Interior Mina

Idea and photos: © Jerónimo Rivera
Research and texts: © Thomas André Pola

  • "Every mita (working day) I am certain that there is no life inside the mine, as there is also no death. In the mine, death is lived and life dies. We are irretrievably another form of existence. Not life, not death".
  • Every day, thousands and thousands of miners descend to work belowground all along the planet. This is the story of a working day inside (cooperative) mines of the Department of Oruro, Bolivia.

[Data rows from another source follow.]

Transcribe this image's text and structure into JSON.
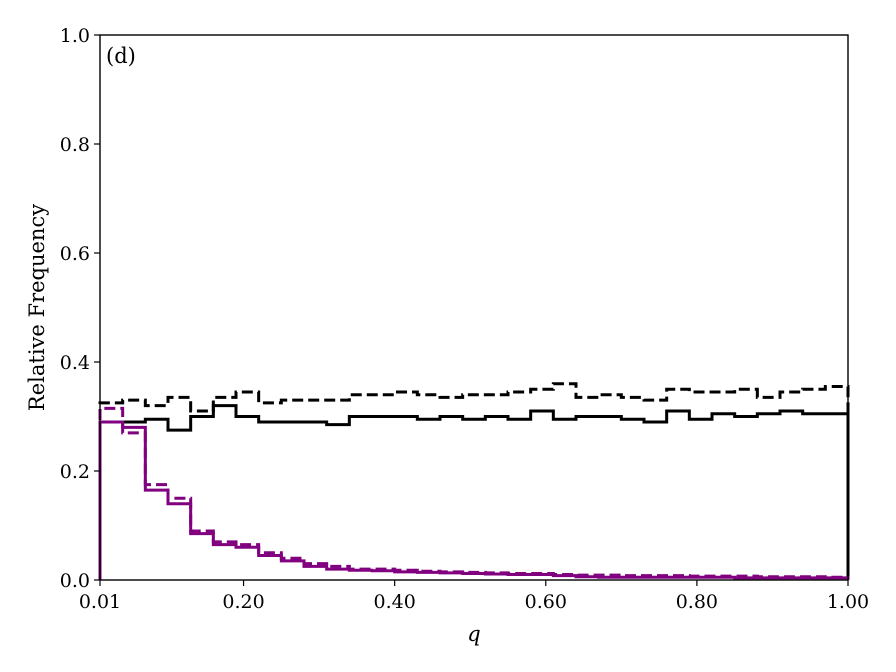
{
  "chart_data": {
    "type": "line",
    "step": true,
    "panel_label": "(d)",
    "xlabel": "q",
    "ylabel": "Relative Frequency",
    "xlim": [
      0.01,
      1.0
    ],
    "ylim": [
      0.0,
      1.0
    ],
    "x_ticks": [
      0.01,
      0.2,
      0.4,
      0.6,
      0.8,
      1.0
    ],
    "x_tick_labels": [
      "0.01",
      "0.20",
      "0.40",
      "0.60",
      "0.80",
      "1.00"
    ],
    "y_ticks": [
      0.0,
      0.2,
      0.4,
      0.6,
      0.8,
      1.0
    ],
    "y_tick_labels": [
      "0.0",
      "0.2",
      "0.4",
      "0.6",
      "0.8",
      "1.0"
    ],
    "grid": false,
    "bin_edges": [
      0.01,
      0.04,
      0.07,
      0.1,
      0.13,
      0.16,
      0.19,
      0.22,
      0.25,
      0.28,
      0.31,
      0.34,
      0.37,
      0.4,
      0.43,
      0.46,
      0.49,
      0.52,
      0.55,
      0.58,
      0.61,
      0.64,
      0.67,
      0.7,
      0.73,
      0.76,
      0.79,
      0.82,
      0.85,
      0.88,
      0.91,
      0.94,
      0.97,
      1.0
    ],
    "series": [
      {
        "color": "#000000",
        "dash": "dashed",
        "values": [
          0.325,
          0.33,
          0.32,
          0.335,
          0.31,
          0.335,
          0.345,
          0.325,
          0.33,
          0.33,
          0.33,
          0.34,
          0.34,
          0.345,
          0.34,
          0.335,
          0.34,
          0.34,
          0.345,
          0.35,
          0.36,
          0.335,
          0.34,
          0.335,
          0.33,
          0.35,
          0.345,
          0.345,
          0.35,
          0.335,
          0.345,
          0.35,
          0.355
        ]
      },
      {
        "color": "#000000",
        "dash": "solid",
        "values": [
          0.29,
          0.29,
          0.295,
          0.275,
          0.3,
          0.32,
          0.3,
          0.29,
          0.29,
          0.29,
          0.285,
          0.3,
          0.3,
          0.3,
          0.295,
          0.3,
          0.295,
          0.3,
          0.295,
          0.31,
          0.295,
          0.3,
          0.3,
          0.295,
          0.29,
          0.31,
          0.295,
          0.305,
          0.3,
          0.305,
          0.31,
          0.305,
          0.305
        ]
      },
      {
        "color": "#800080",
        "dash": "dashed",
        "values": [
          0.315,
          0.27,
          0.175,
          0.15,
          0.09,
          0.07,
          0.065,
          0.05,
          0.04,
          0.03,
          0.025,
          0.02,
          0.02,
          0.018,
          0.016,
          0.015,
          0.014,
          0.013,
          0.012,
          0.012,
          0.01,
          0.009,
          0.009,
          0.008,
          0.008,
          0.008,
          0.007,
          0.007,
          0.007,
          0.006,
          0.006,
          0.006,
          0.005
        ]
      },
      {
        "color": "#800080",
        "dash": "solid",
        "values": [
          0.29,
          0.28,
          0.165,
          0.14,
          0.085,
          0.065,
          0.06,
          0.045,
          0.035,
          0.025,
          0.02,
          0.018,
          0.017,
          0.015,
          0.014,
          0.013,
          0.012,
          0.011,
          0.01,
          0.01,
          0.008,
          0.006,
          0.005,
          0.005,
          0.005,
          0.005,
          0.005,
          0.005,
          0.004,
          0.004,
          0.004,
          0.004,
          0.004
        ]
      }
    ]
  }
}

  • The Andes opens up in two branches, forming the Bolivian altiplano, an immense golden plain swept by the frozen wind at 4000 meters. Mountains of wrinkled and green skin arise like islands in the middle of this sea of land, with sun-burnt rocky scars. The hills guard in their bosom large part of the raw materials of Bolivia´s economic and social history: silver, tin, lead, zinc, etc. minerals that have been extracted since the times of pre-Columbian civilizations and that marked the destiny of an entire nation. Today, the department of Oruro – where this work was made – remains an important mining area.
  • During the colonization, Spaniards made the Andean peoples into mitayos, peasants subjugated to forced labor in mines. Around these, mining communities were formed that still live on.
  • For many years, most of the country´s mining deposits were administrated and exploited by the state mining company (COMIBOL), but it went bankrupt in the 1980s and remained in charge only of the most productive deposits, abandoning the mines of less potential value and leaving, thus, thousands of miners unemployed.
  • The lack of sources of employment motivated the miners to organize themselves and form cooperatives to recover the abandoned mines. Today, 81% of them work in this type of organization. However, depending on the international price of these minerals, corporative mining workers can be about 80.000, that is to say, approximately one of every hundred Bolivians and their families subsist on that type of work.
  • Only a few can and know how to enter the mine. It is a space of transcendence, that is to say, from the world of the sky to the universe of belowground. Far away from the sun and so close to the shine of minerals, man constructed a world adapted to life belowground. The corridors inside the mine have bridges, chimneys for air, beam floors, places for rest: technical precautions that make work possible.
  • They are organized in teams of 2 to 6 men. Each one works in a specific place of the mine they call “spot”. Thanks to its particular nature and long history, mining has consolidated its own and unique culture; with beliefs, rites and myths that are today put into practice by Bolivian miners, who endow the belowground with its own gods and spirits with whom they coexist daily. The dangerous mining universe is marked by rites and offerings that remind of the coexistence and necessary exchange with pagan lords, whose origins are lost with the first workers of the tunnel.
  • In the corridors of the old woman (as they call the mine), the miners work for their daily sustenance under the mocking view of the owner of the mine, the Uncle: a clay statue with human physiognomy and devil´s horns, which the miners venerate and give offerings of coca leaves, alcohol and cigars every day. This represents a contractual relationship with the gods to receive their protection. In the world belowground, gods decide the future of the miners: popular belief states that the Uncle fertilizes Pachamama (mother earth) to produce minerals.
  • Gods complement each other and there is continuity between the mining cosmology and the beliefs of agriculture: both see the belowground as a savage world, dangerous and full of riches.